Das bleibt vielen Experten ein Rätsel. Gerade jetzt, wo die Not der Menschen aufgrund der Energiekrise besonders groß ist, wäre diese Maßnahme mit wenig finanziellem Aufwand umzusetzen. „Wir haben hier eine einfache, praktische Lösung für die angespannte Lage – eigentlich ein No-Brainer“, erklärte Dirk Salewski, Präsident des Bundesverbandes Freier Immobilienunternehmen (BFW).
Nicht nur die Versorgung von Wärmepumpen mit Strom oder die Deckung des Hausbedarfs könnte über Fotovoltaik in großen Teilen abgedeckt werden. Auch macht die Installation von Ladesäulen für E-Autos nur in Kombination mit regenerativ erzeugter Elektrizität überhaupt erst Sinn. Die Entwicklung der Elektromobilität steht und fällt mit dem Mieterstrom. Mieter kaufen sich nur dann ein E-Auto, wenn sie eine gute Infrastruktur vorfinden. Mit der E-Tankstelle direkt vor der Haustür, können die Bewohner von Mietshäusern tagtäglich und ohne viel Aufwand vor Ort CO2-neutral erzeugten, günstigen Strom beziehen.

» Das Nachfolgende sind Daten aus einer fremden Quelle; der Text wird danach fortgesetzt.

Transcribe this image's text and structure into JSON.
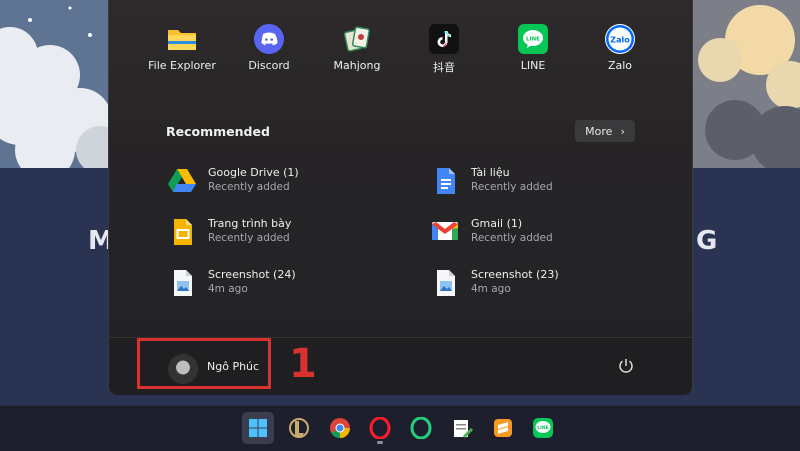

„Es geht um die radikale Vereinfachung der direkten Verwendung von lokal erzeugtem, erneuerbarem Strom im Mietwohnungsbereich insgesamt – für Mieterstrom, Wärmepumpen, Hausbedarfsstrom und Elektromobilität.“, erklärt Dirk Salewski. „Die gewerbesteuerliche Infizierung der Vermietungserträge durch lokale Stromerzeugung muss beseitigt werden. Die neue gewerbesteuerliche 10 Prozent – Grenze im GewStG ist zwar ein richtiger Schritt nach vorn. Leider begrenzt sie die umfassende Umsetzbarkeit von Mieterstrommodellen willkürlich.“
Offener Brief an die Bundesbauministerin Klara Geywitz
Die Wohnungswirtschaft geht nun proaktiv auf die Bundesregierung zu. Denn Immobilienbesitzer bekommen die Folgen der Energiekrise in Form von hohen Abschlägen deutlich zu spüren. Die Gebäudewirtschaft steht deshalb vor der Notwendigkeit, Lösungen zur Überwindung der Energiekrise zu finden. Die Verbände Haus & Grund, der Bundesverbandes Freier Immobilienunternehmen (BFW), der Immobilienverband Deutschland IVD sowie Bundesverband deutscher
Wohnungs- und Immobilienunternehmen e.V. (Gdw) haben gemeinsam einem offenen Brief an die Bundesbauministerin Klara Geywitz verfasst. Zu den Forderungen der Interessenvertreter gehören unter anderen folgende:
- Eine Stromkostenverordnung, die die Verteilung der Kosten der lokalen EE-Stromerzeugung im Rahmen der Betriebskosten regelt,
- kein oder vermindertes Netzentgelt bei Durchleitung von lokalem selbst erzeugtem Strom innerhalb des Quartiers,
- Novellierung des Gewerbesteuergesetz (GewStG) mit Streichung der 10 %-Grenze.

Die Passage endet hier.